Aurora segera mengalihkan pandangan, canggung. "Sudahlah. Kita ke UGD. Aku nggak mau ada kejadian aneh lagi."
Ia menggandeng tangan Rendi dan menariknya tanpa menunggu persetujuan.
Namun di tengah lorong, mereka berpapasan dengan Bayu Ardiansyah yang baru keluar dari ruang UGD.
Wajah pria itu semula tampak cerah, seakan membawa kabar baik. Tapi ekspresinya berubah seketika saat melihat Aurora dan Rendi bersama.
"Dokter Aurora," ucapnya dingin. "Anda diskors mulai sekarang."
Aurora menegang. "Apa maksudmu?!"
"Pagi ini terjadi salah diagnosis pada pasien bernama Tasya Hutama. Dan dokter jaga saat itu adalah kamu."
"APA?!" Aurora melotot. "Yang periksa dia dan tanda tangan surat kematian adalah kamu, Bayu! Bukan aku!"
Bayu mendekat, wajahnya tetap dingin. "Kalau kamu tidak mengaku, aku akan sampaikan pada keluarga Hutama… bahwa suamimu telah mengganggu jenazah putri mereka."
Aurora membeku. Ancaman itu lebih kejam dari tamparan. Keluarga Hutama adalah raja dari segala sponsor rumah sakit ini. Tasya adalah satu-satunya putri yang mereka cintai.

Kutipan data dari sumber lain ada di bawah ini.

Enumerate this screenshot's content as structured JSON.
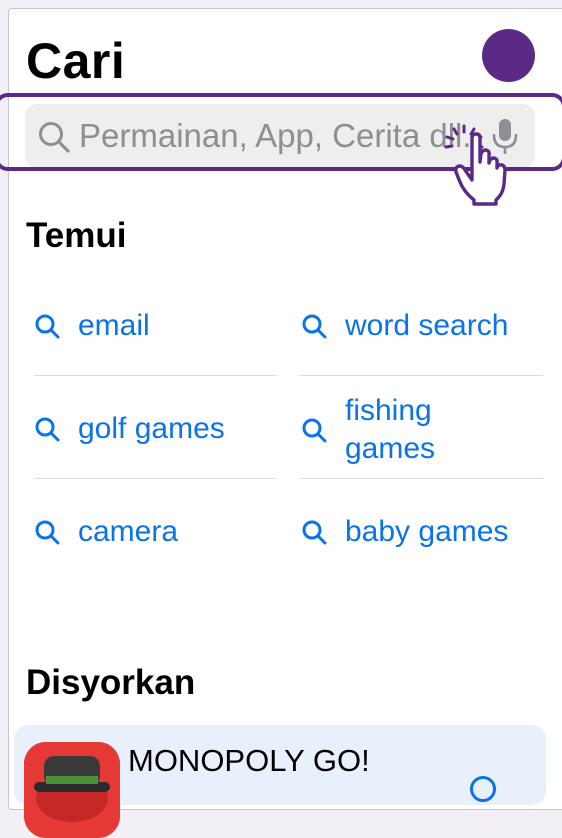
{
  "header": {
    "title": "Cari"
  },
  "search": {
    "placeholder": "Permainan, App, Cerita dll."
  },
  "discover": {
    "title": "Temui",
    "items": [
      {
        "label": "email"
      },
      {
        "label": "word search"
      },
      {
        "label": "golf games"
      },
      {
        "label": "fishing games"
      },
      {
        "label": "camera"
      },
      {
        "label": "baby games"
      }
    ]
  },
  "suggested": {
    "title": "Disyorkan",
    "app": {
      "name": "MONOPOLY GO!"
    }
  },
  "colors": {
    "accent": "#0a73ea",
    "highlight": "#5a2a86"
  },
  "icons": [
    "search-icon",
    "microphone-icon",
    "hand-pointer-icon",
    "tap-burst-icon",
    "avatar"
  ]
}
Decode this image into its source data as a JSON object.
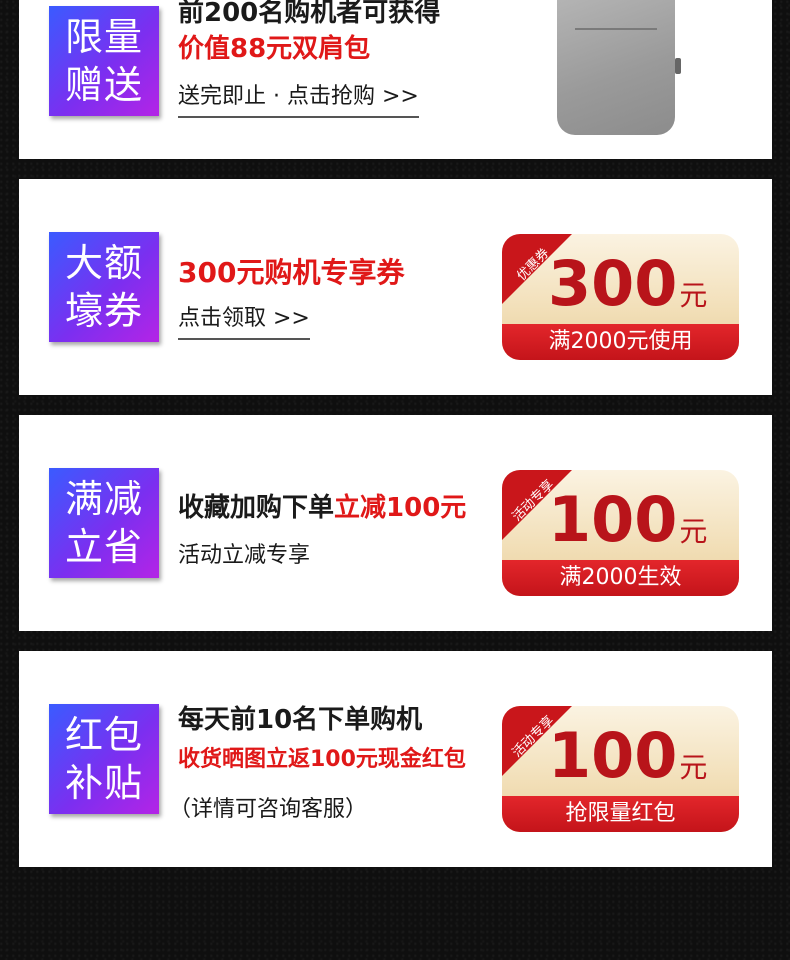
{
  "cards": [
    {
      "tag": [
        "限量",
        "赠送"
      ],
      "line1": "前200名购机者可获得",
      "line2": "价值88元双肩包",
      "link": "送完即止 · 点击抢购 >>",
      "image": "backpack-gray"
    },
    {
      "tag": [
        "大额",
        "壕券"
      ],
      "line1": "300元购机专享券",
      "link": "点击领取 >>",
      "coupon": {
        "corner": "优惠券",
        "amount": "300",
        "unit": "元",
        "band": "满2000元使用"
      }
    },
    {
      "tag": [
        "满减",
        "立省"
      ],
      "line1a": "收藏加购下单",
      "line1b": "立减100元",
      "line2": "活动立减专享",
      "coupon": {
        "corner": "活动专享",
        "amount": "100",
        "unit": "元",
        "band": "满2000生效"
      }
    },
    {
      "tag": [
        "红包",
        "补贴"
      ],
      "line1": "每天前10名下单购机",
      "line2": "收货晒图立返100元现金红包",
      "line3": "（详情可咨询客服）",
      "coupon": {
        "corner": "活动专享",
        "amount": "100",
        "unit": "元",
        "band": "抢限量红包"
      }
    }
  ],
  "colors": {
    "accent_red": "#e01818",
    "tag_gradient": [
      "#3a5bff",
      "#b424e6"
    ],
    "coupon_band": "#c4141a"
  }
}
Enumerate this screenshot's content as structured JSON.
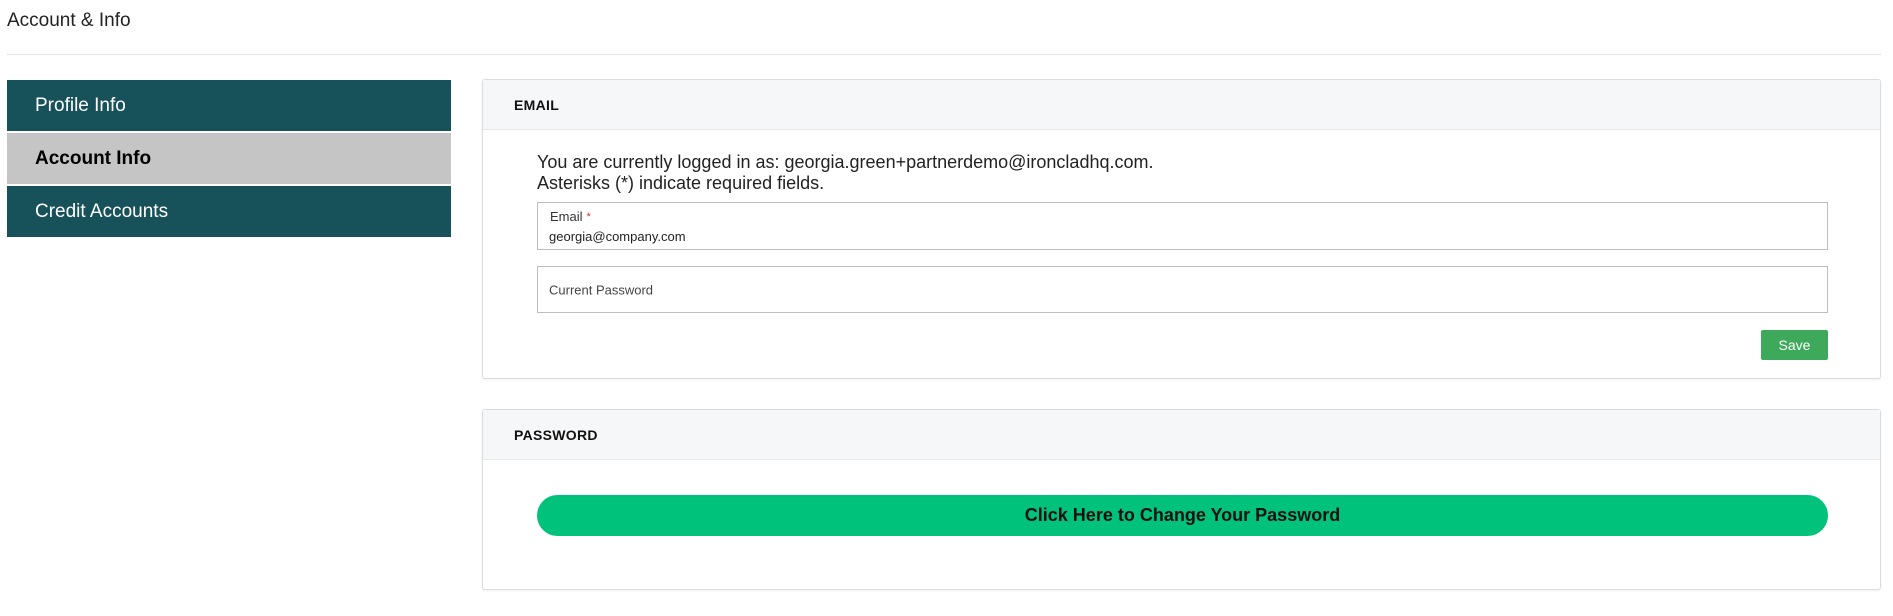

Jika mereka tahu bahwa jenazah anaknya sempat 'dikerjai' oleh pria yang punya riwayat kejiwaan...
"Bayu…" gumam Aurora lirih. "Kamu tega…"
Bayu mendekat lebih dekat. "Kalau kamu mengaku salah, masalah selesai. Keluarga Hutama tidak akan tahu. Aku akan katakan padanya bahwa akulah yang menyelamatkan Tasya."
Aurora mencengkeram tangannya kuat. Rahangnya mengeras. Tapi dia tahu, dalam posisi sekarang, dia tak punya pilihan.
Ia mengangguk perlahan, menunduk. "Baik. Aku yang salah."
Bayu tersenyum miring. "Bagus."
Rendi, yang sedari tadi diam, akhirnya bicara. "Kau tidak tahu malu, Bayu."
Bayu melirik tajam. "Apa kau bilang?"
"Dengan kemampuanmu yang begitu... dangkal, kau yakin bisa menyelamatkan Tasya?" Rendi menatap tajam. "Kau bahkan tidak bisa bedakan orang mati dan orang pingsan."
Bayu melangkah maju dengan marah, tapi sebelum sempat membalas, seorang perawat muncul dari ruang UGD dengan wajah panik.
"Dokter Bayu! Kondisi pasien Tasya kembali kritis!"
Bayu menegang. Aurora tersentak.
Rendi menatap tajam ke arah pintu UGD, lalu berkata datar, "Sudah kukatakan. Aku belum selesai."